O T P D without Indicators.
It is based on simple strategy based on volatility.

Average Range of Scrip for 14 days is taken into consideration. A range is arrived.

If the scrip moves even 50% of Average range we are likely to hit the target n make profit.

Select your favourite stock. Fill up the excel sheet as per instructions. Arrive at Buy and Buy Target and Sell and Sell Target.

Price ideally should open between Buy and Sell price.

Our bet is that if the price opens between Buy and Sell Prices, it is locked in 20% of the Average Range. Even a 50% shake out of the Range will knock our Buy target or Sell target. Though it looks similar to breakout strategy, i visualise it as blow out.

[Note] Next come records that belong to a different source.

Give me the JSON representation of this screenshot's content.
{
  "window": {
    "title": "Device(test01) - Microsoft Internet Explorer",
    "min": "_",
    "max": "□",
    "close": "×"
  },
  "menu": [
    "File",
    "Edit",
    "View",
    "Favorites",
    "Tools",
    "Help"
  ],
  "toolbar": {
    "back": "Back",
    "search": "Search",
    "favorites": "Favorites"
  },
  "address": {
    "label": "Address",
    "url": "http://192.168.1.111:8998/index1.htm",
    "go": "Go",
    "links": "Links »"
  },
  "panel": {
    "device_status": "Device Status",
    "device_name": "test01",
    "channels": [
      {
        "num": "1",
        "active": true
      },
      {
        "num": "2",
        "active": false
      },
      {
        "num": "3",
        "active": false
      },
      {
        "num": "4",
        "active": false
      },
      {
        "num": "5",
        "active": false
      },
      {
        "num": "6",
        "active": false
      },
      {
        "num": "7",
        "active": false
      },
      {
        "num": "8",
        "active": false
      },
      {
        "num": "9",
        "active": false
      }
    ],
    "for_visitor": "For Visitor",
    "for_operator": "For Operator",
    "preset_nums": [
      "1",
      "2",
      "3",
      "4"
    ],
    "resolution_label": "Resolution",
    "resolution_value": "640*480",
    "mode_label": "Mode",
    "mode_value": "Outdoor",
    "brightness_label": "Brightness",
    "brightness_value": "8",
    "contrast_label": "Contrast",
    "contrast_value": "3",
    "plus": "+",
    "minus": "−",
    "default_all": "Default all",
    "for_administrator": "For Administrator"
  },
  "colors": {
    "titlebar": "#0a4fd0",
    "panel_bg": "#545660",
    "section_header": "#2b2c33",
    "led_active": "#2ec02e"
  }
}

Thatz the reason, i am insisting on One Trade Per Day.

Variation can be added to the setup as follows.

1.On Gap Up or Gap Down days, instead of close, consider open to arrive at Buy or Sell.

2. For those who are interested to catch, the trending markets, just lock in as free trade.

3.My stop loss is opposite order. Though it looks at higher side, I feel comfortable keeping it like that. You can tweak it as per your comfort.

4. When Stop Loss hits, we should reverse the trade by doubling our quanitity. If second trade also hits SL, then it would be wiser to pack up for the day. Start next day, with a positive hope.

For rule 3 and 4, a variation is by increasing target price.

5. Be quick enough to place orders when the market opens.

6. Since it is not taking into consideration any analysis except figures, I would suggest those who are interested in this setup, to backtest it on your favourite stocks and to papertrade for atleast 5 to 10 trading days. This effort is a must.